The signature is computed as:

  • algorithm: HMAC-SHA256
  • key: WebhookEndpoint.secret
  • message: raw JSON request body

Receiver flow:

  1. read the raw request body exactly as sent
  2. compute HMAC_SHA256(secret, raw_body)
  3. compare it to X-Forms-Workflows-Signature
  4. reject the request if they do not match

Payload shape

Payloads share a consistent top-level structure:

  • event
  • timestamp
  • submission
  • form
  • submitter
  • workflow
  • task
  • target_stage

Notes:

  • task is populated for task.created and send-back events tied to a specific approval task.
  • target_stage is populated for submission.returned so receivers know where the submission was sent back.
  • workflow identifies the specific workflow track that emitted the event.

Example payload

{
  "event": "task.created",
  "timestamp": "2026-04-01T06:20:00.000000+00:00",
  "submission": {"id": 42, "status": "pending_approval"},
  "form": {"id": 7, "name": "Travel Request", "slug": "travel-request"},
  "submitter": {"id": 3, "username": "alice", "email": "alice@example.com"},
  "workflow": {"id": 5, "name_label": "Finance Approval", "requires_approval": true},
  "task": {"id": 88, "status": "pending", "stage_number": 2, "step_name": "Finance Review"},
  "target_stage": null
}

Additional fields such as created_at, submitted_at, completed_at, assigned user/group, workflow-stage metadata, and approving user are included when available.

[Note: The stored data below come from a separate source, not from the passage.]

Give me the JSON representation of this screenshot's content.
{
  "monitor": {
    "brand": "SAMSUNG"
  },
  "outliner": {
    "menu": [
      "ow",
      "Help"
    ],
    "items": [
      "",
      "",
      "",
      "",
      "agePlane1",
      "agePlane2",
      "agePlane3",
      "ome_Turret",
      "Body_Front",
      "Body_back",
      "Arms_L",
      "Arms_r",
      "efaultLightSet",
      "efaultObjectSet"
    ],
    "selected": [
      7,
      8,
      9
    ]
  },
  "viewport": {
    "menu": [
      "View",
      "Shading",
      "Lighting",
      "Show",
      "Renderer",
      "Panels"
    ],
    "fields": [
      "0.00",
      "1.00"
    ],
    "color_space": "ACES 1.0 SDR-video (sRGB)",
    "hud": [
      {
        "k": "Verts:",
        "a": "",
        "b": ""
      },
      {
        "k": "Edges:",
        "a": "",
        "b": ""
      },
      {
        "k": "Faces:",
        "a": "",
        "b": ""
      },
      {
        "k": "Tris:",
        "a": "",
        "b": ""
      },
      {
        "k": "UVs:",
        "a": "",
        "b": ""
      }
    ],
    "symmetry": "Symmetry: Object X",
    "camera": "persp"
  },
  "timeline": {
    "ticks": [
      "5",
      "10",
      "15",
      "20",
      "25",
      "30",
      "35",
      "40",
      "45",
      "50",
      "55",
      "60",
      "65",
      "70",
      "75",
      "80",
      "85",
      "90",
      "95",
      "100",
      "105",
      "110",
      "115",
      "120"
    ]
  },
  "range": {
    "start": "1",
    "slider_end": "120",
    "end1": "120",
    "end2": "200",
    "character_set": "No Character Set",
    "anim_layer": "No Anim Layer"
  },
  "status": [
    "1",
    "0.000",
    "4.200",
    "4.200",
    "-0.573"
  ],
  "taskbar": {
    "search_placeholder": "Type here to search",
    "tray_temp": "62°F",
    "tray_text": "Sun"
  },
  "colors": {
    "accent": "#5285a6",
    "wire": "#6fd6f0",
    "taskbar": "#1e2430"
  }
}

Webhooks vs post-submission API actions

Use workflow webhooks when you need:

  • one reusable event subscription per workflow
  • standardized signed payloads
  • event selection like task.created or submission.returned
  • delivery audit logs in a dedicated model

Use post-submission API actions when you need:

  • a one-off API call tied to on_submit, on_approve, on_reject, or on_complete
  • templated request bodies specific to one integration
  • ordered execution alongside database / LDAP / custom actions

Cloning and sync behavior

  • Cloning a form/workflow in admin also clones its webhook endpoints.
  • Form sync export/import includes webhook endpoint definitions.